Understanding The Sealant on the Sidewall’s Of The Travel Trailer
The sidewall’s are more detailed. I suggest opening all the slides and notice all the sealant on the slide outs and the
gaskets that are on the camper. Get to know what has sealant on it. Compartment door frames, entry door frames, outlets. Pay close attention to all the lights too!! Sometimes they are only “cap sealed” which means it is only sealed across the top and then comes down just over the corners. Campers are very detailed in this. Too many areas to cover here. My point is, getting to know the areas that are sealed, and always keep a close eye on it. I have found that when we look at our campers all the time seeing what it is supposed to look like – than the moment something “is different” it catches our attention. And, that is what I want to see – more travel trailer owner’s catching the sealant quickly!

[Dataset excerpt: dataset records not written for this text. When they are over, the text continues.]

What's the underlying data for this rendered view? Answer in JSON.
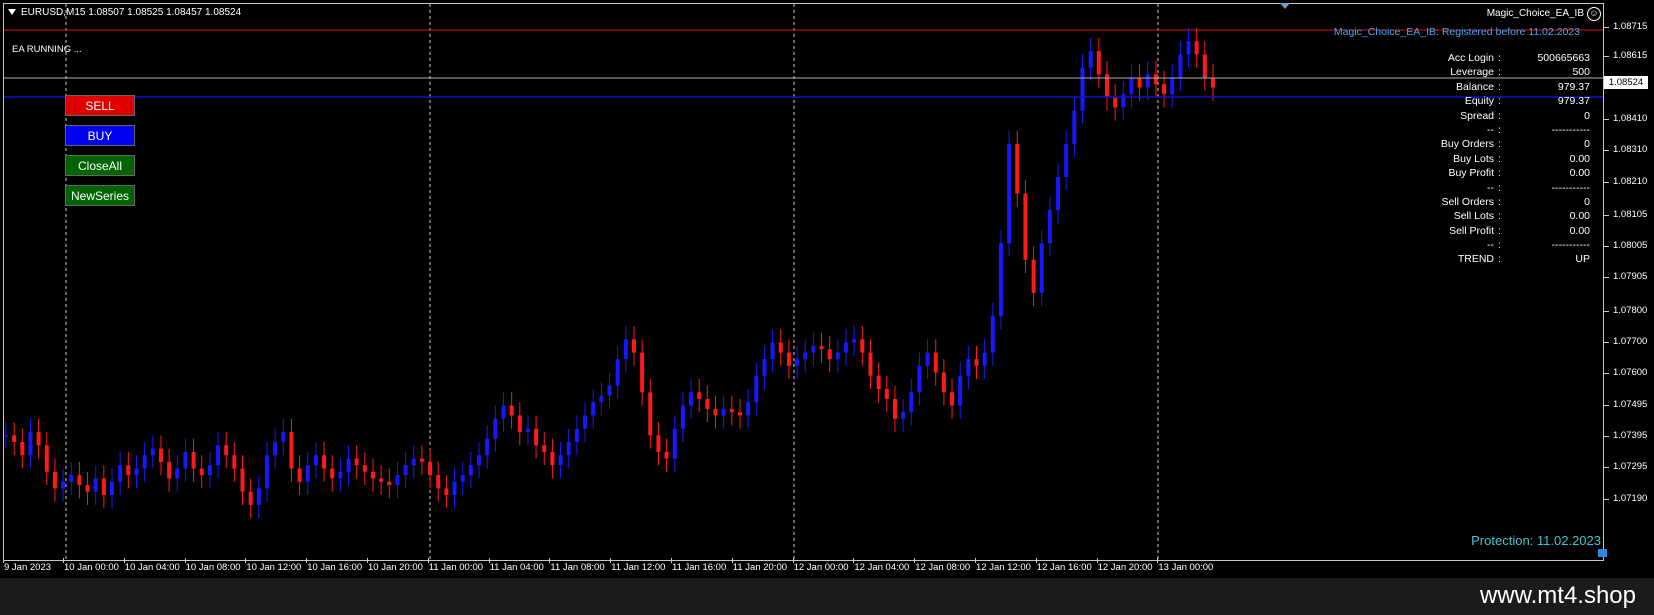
{
  "header": {
    "symbol_line": "EURUSD,M15  1.08507 1.08525 1.08457 1.08524",
    "ea_name": "Magic_Choice_EA_IB",
    "registration": "Magic_Choice_EA_IB: Registered before 11.02.2023",
    "status": "EA RUNNING ..."
  },
  "buttons": {
    "sell": "SELL",
    "buy": "BUY",
    "close_all": "CloseAll",
    "new_series": "NewSeries"
  },
  "info_panel": [
    {
      "label": "Acc Login",
      "value": "500665663"
    },
    {
      "label": "Leverage",
      "value": "500"
    },
    {
      "label": "Balance",
      "value": "979.37"
    },
    {
      "label": "Equity",
      "value": "979.37"
    },
    {
      "label": "Spread",
      "value": "0"
    },
    {
      "label": "--",
      "value": "-----------"
    },
    {
      "label": "Buy Orders",
      "value": "0"
    },
    {
      "label": "Buy Lots",
      "value": "0.00"
    },
    {
      "label": "Buy Profit",
      "value": "0.00"
    },
    {
      "label": "--",
      "value": "-----------"
    },
    {
      "label": "Sell Orders",
      "value": "0"
    },
    {
      "label": "Sell Lots",
      "value": "0.00"
    },
    {
      "label": "Sell Profit",
      "value": "0.00"
    },
    {
      "label": "--",
      "value": "-----------"
    },
    {
      "label": "TREND",
      "value": "UP"
    }
  ],
  "info_separator": ":",
  "protection": "Protection: 11.02.2023",
  "footer": "www.mt4.shop",
  "current_price": "1.08524",
  "price_axis": [
    "1.08715",
    "1.08615",
    "1.08410",
    "1.08310",
    "1.08210",
    "1.08105",
    "1.08005",
    "1.07905",
    "1.07800",
    "1.07700",
    "1.07600",
    "1.07495",
    "1.07395",
    "1.07295",
    "1.07190"
  ],
  "time_axis": [
    "9 Jan 2023",
    "10 Jan 00:00",
    "10 Jan 04:00",
    "10 Jan 08:00",
    "10 Jan 12:00",
    "10 Jan 16:00",
    "10 Jan 20:00",
    "11 Jan 00:00",
    "11 Jan 04:00",
    "11 Jan 08:00",
    "11 Jan 12:00",
    "11 Jan 16:00",
    "11 Jan 20:00",
    "12 Jan 00:00",
    "12 Jan 04:00",
    "12 Jan 08:00",
    "12 Jan 12:00",
    "12 Jan 16:00",
    "12 Jan 20:00",
    "13 Jan 00:00"
  ],
  "chart_data": {
    "type": "line",
    "title": "EURUSD,M15",
    "ylim": [
      1.0713,
      1.0876
    ],
    "candles_close": [
      1.0747,
      1.0745,
      1.0741,
      1.0748,
      1.0744,
      1.0736,
      1.0731,
      1.0733,
      1.0735,
      1.0732,
      1.073,
      1.0734,
      1.0729,
      1.0733,
      1.0738,
      1.0735,
      1.0737,
      1.0741,
      1.0743,
      1.0739,
      1.0734,
      1.0737,
      1.0742,
      1.0737,
      1.0735,
      1.0738,
      1.0744,
      1.0741,
      1.0737,
      1.073,
      1.0726,
      1.0731,
      1.0741,
      1.0745,
      1.0748,
      1.0737,
      1.0733,
      1.0738,
      1.0741,
      1.0737,
      1.0734,
      1.0736,
      1.074,
      1.0738,
      1.0736,
      1.0734,
      1.0733,
      1.0732,
      1.0735,
      1.0738,
      1.074,
      1.0739,
      1.0735,
      1.0731,
      1.0729,
      1.0733,
      1.0735,
      1.0738,
      1.0741,
      1.0746,
      1.0752,
      1.0756,
      1.0753,
      1.0748,
      1.0749,
      1.0744,
      1.0742,
      1.0738,
      1.0741,
      1.0745,
      1.0749,
      1.0753,
      1.0757,
      1.0759,
      1.0762,
      1.077,
      1.0776,
      1.0772,
      1.076,
      1.0747,
      1.0742,
      1.074,
      1.0749,
      1.0756,
      1.076,
      1.0758,
      1.0755,
      1.0753,
      1.0755,
      1.0754,
      1.0753,
      1.0757,
      1.0765,
      1.077,
      1.0775,
      1.0772,
      1.0768,
      1.077,
      1.0772,
      1.0774,
      1.0773,
      1.077,
      1.0772,
      1.0775,
      1.0776,
      1.0772,
      1.0765,
      1.0761,
      1.0758,
      1.0752,
      1.0754,
      1.076,
      1.0768,
      1.0772,
      1.0766,
      1.076,
      1.0756,
      1.0765,
      1.077,
      1.0768,
      1.0772,
      1.0783,
      1.0805,
      1.0835,
      1.082,
      1.08,
      1.079,
      1.0805,
      1.0815,
      1.0825,
      1.0835,
      1.0845,
      1.0858,
      1.0863,
      1.0856,
      1.0849,
      1.0846,
      1.085,
      1.0855,
      1.0852,
      1.0856,
      1.0853,
      1.085,
      1.0855,
      1.0862,
      1.0866,
      1.0862,
      1.0855,
      1.0852
    ]
  }
}
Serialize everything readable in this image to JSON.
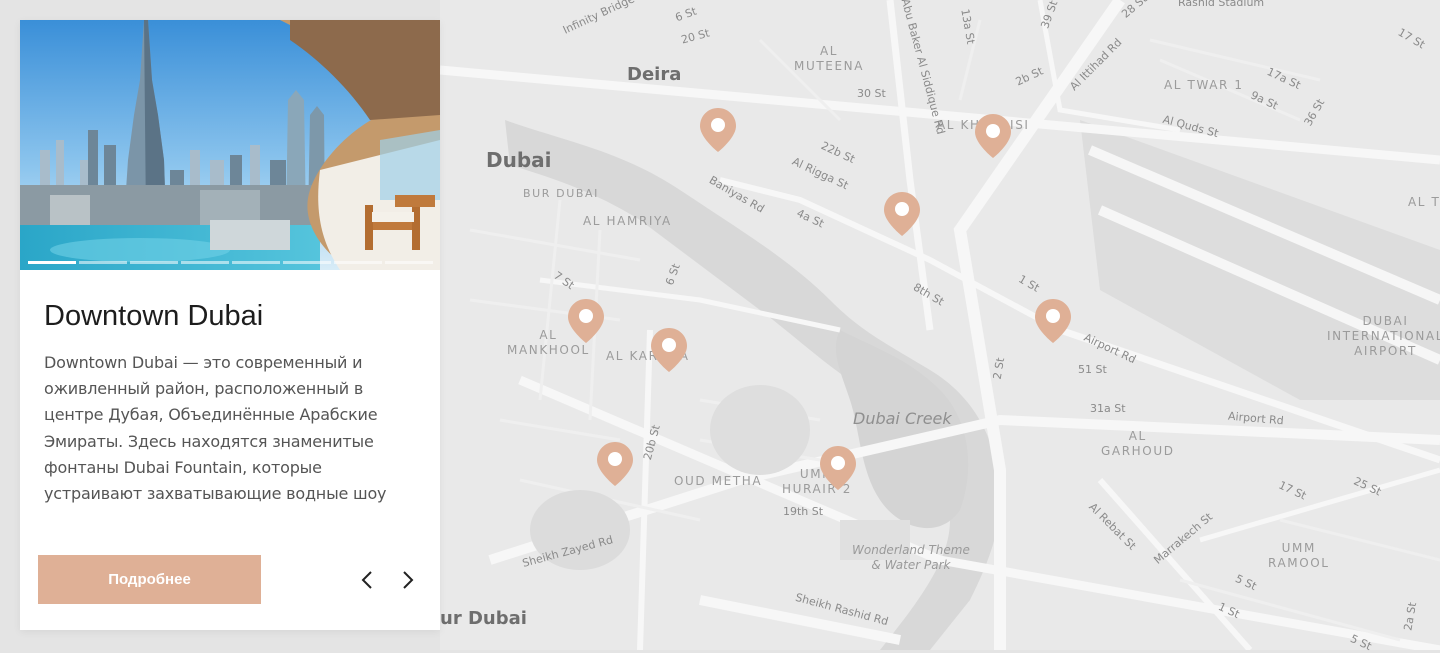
{
  "map": {
    "city_labels": [
      "Deira",
      "Dubai",
      "ur Dubai"
    ],
    "districts": [
      "AL\nMUTEENA",
      "AL KHABAISI",
      "BUR DUBAI",
      "AL HAMRIYA",
      "AL\nMANKHOOL",
      "AL KARAMA",
      "OUD METHA",
      "UMM\nHURAIR 2",
      "AL TWAR 1",
      "DUBAI\nINTERNATIONAL\nAIRPORT",
      "AL\nGARHOUD",
      "UMM\nRAMOOL",
      "AL T"
    ],
    "streets": [
      "Infinity Bridge",
      "6 St",
      "20 St",
      "Abu Baker Al Siddique Rd",
      "13a St",
      "39 St",
      "28 St",
      "Rashid Stadium",
      "17 St",
      "30 St",
      "2b St",
      "Al Ittihad Rd",
      "17a St",
      "9a St",
      "36 St",
      "Al Quds St",
      "22b St",
      "Al Rigga St",
      "Baniyas Rd",
      "4a St",
      "8th St",
      "1 St",
      "7 St",
      "6 St",
      "Airport Rd",
      "51 St",
      "31a St",
      "Airport Rd",
      "2 St",
      "20b St",
      "19th St",
      "17 St",
      "25 St",
      "Al Rebat St",
      "Marrakech St",
      "Sheikh Zayed Rd",
      "Sheikh Rashid Rd",
      "5 St",
      "1 St",
      "5 St",
      "2a St"
    ],
    "water_label": "Dubai Creek",
    "poi_label": "Wonderland Theme\n& Water Park",
    "pin_color": "#dfb096"
  },
  "card": {
    "title": "Downtown Dubai",
    "description": "Downtown Dubai — это современный и оживленный район, расположенный в центре Дубая, Объединённые Арабские Эмираты. Здесь находятся знаменитые фонтаны Dubai Fountain, которые устраивают захватывающие водные шоу",
    "button_label": "Подробнее",
    "prev_icon": "chevron-left-icon",
    "next_icon": "chevron-right-icon",
    "slides_total": 8,
    "active_slide": 1,
    "accent_color": "#dfb096"
  }
}
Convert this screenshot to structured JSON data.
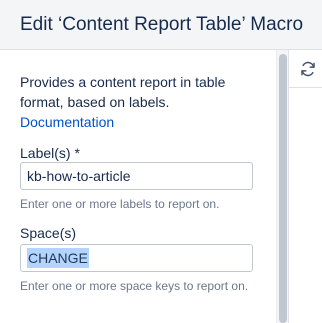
{
  "dialog": {
    "title": "Edit ‘Content Report Table’ Macro"
  },
  "form": {
    "description": "Provides a content report in table format, based on labels.",
    "documentation_link": "Documentation",
    "labels": {
      "label": "Label(s) *",
      "value": "kb-how-to-article",
      "helper": "Enter one or more labels to report on."
    },
    "spaces": {
      "label": "Space(s)",
      "value": "CHANGE",
      "helper": "Enter one or more space keys to report on."
    }
  },
  "preview": {
    "refresh_icon": "refresh-icon"
  }
}
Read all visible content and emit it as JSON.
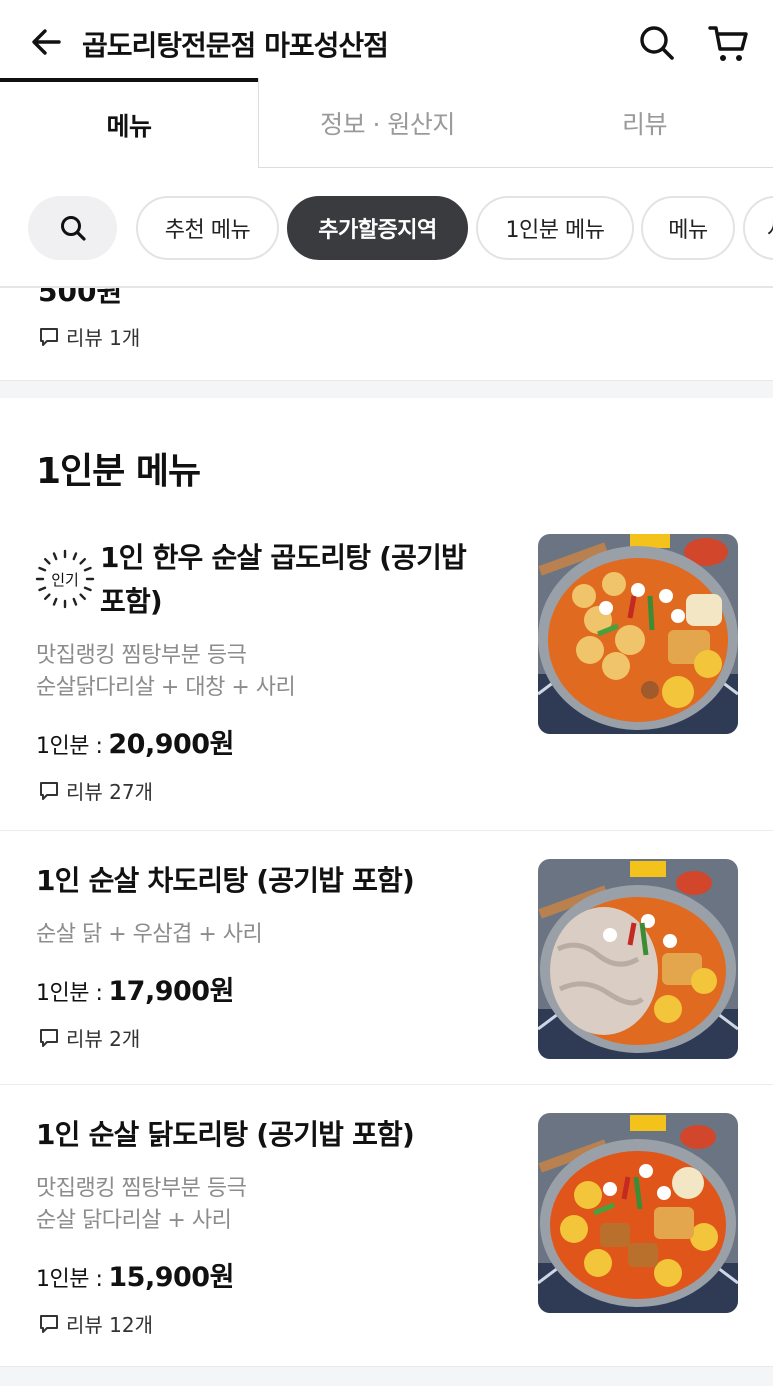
{
  "header": {
    "title": "곱도리탕전문점 마포성산점",
    "back_icon": "arrow-left-icon",
    "search_icon": "search-icon",
    "cart_icon": "cart-icon"
  },
  "tabs": [
    {
      "label": "메뉴",
      "active": true
    },
    {
      "label": "정보 · 원산지",
      "active": false
    },
    {
      "label": "리뷰",
      "active": false
    }
  ],
  "chips": [
    {
      "label": "추천 메뉴",
      "active": false
    },
    {
      "label": "추가할증지역",
      "active": true
    },
    {
      "label": "1인분 메뉴",
      "active": false
    },
    {
      "label": "메뉴",
      "active": false
    },
    {
      "label": "사",
      "active": false
    }
  ],
  "prev_item": {
    "price_fragment": "500원",
    "review": "리뷰 1개"
  },
  "section": {
    "title": "1인분 메뉴"
  },
  "items": [
    {
      "badge": "인기",
      "name_line1": "1인 한우 순살 곱도리탕 (공기밥",
      "name_line2": "포함)",
      "desc_line1": "맛집랭킹 찜탕부분 등극",
      "desc_line2": "순살닭다리살  + 대창 + 사리",
      "price_label": "1인분 :",
      "price_value": "20,900원",
      "review": "리뷰 27개"
    },
    {
      "name_line1": "1인 순살 차도리탕 (공기밥 포함)",
      "desc_line1": "순살 닭 + 우삼겹  + 사리",
      "price_label": "1인분 :",
      "price_value": "17,900원",
      "review": "리뷰 2개"
    },
    {
      "name_line1": "1인 순살 닭도리탕 (공기밥 포함)",
      "desc_line1": "맛집랭킹 찜탕부분 등극",
      "desc_line2": "순살 닭다리살  + 사리",
      "price_label": "1인분 :",
      "price_value": "15,900원",
      "review": "리뷰 12개"
    }
  ],
  "colors": {
    "accent_dark": "#3a3b3e",
    "muted_text": "#8c8c8c",
    "divider": "#ececec"
  }
}
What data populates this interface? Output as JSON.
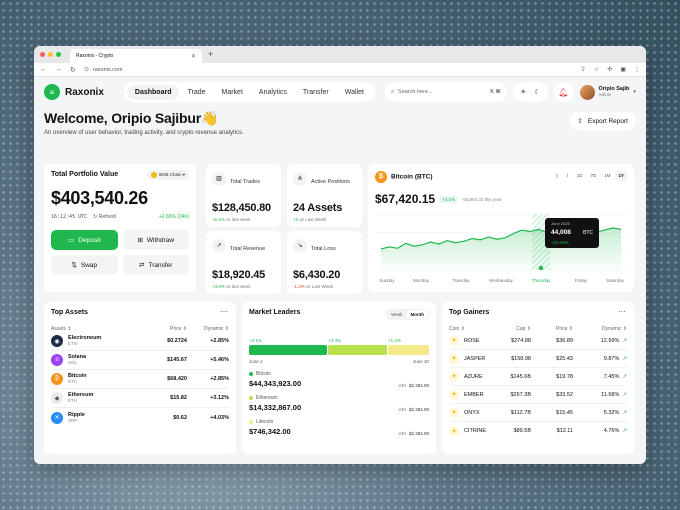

Protecting the Investment of Our Travel Trailers
No matter how big or small our travel trailer/5th wheel is, the fact is, they cost money. Doesn’t it make sense to take care of it to the best of our ability. Remember, camper sealant is very inexpensive. I know this sounds like a lot of work, but, it really is not. It does take some time to get accustomed to what we are looking for. From there, it is easy. When you see that spot of sealant cracking, missing, or pulling away from the camper, seal it! When in doubt about the sealant integrity, seal it. When it comes to the sealant on our travel trailer campers, when in doubt do, seal it.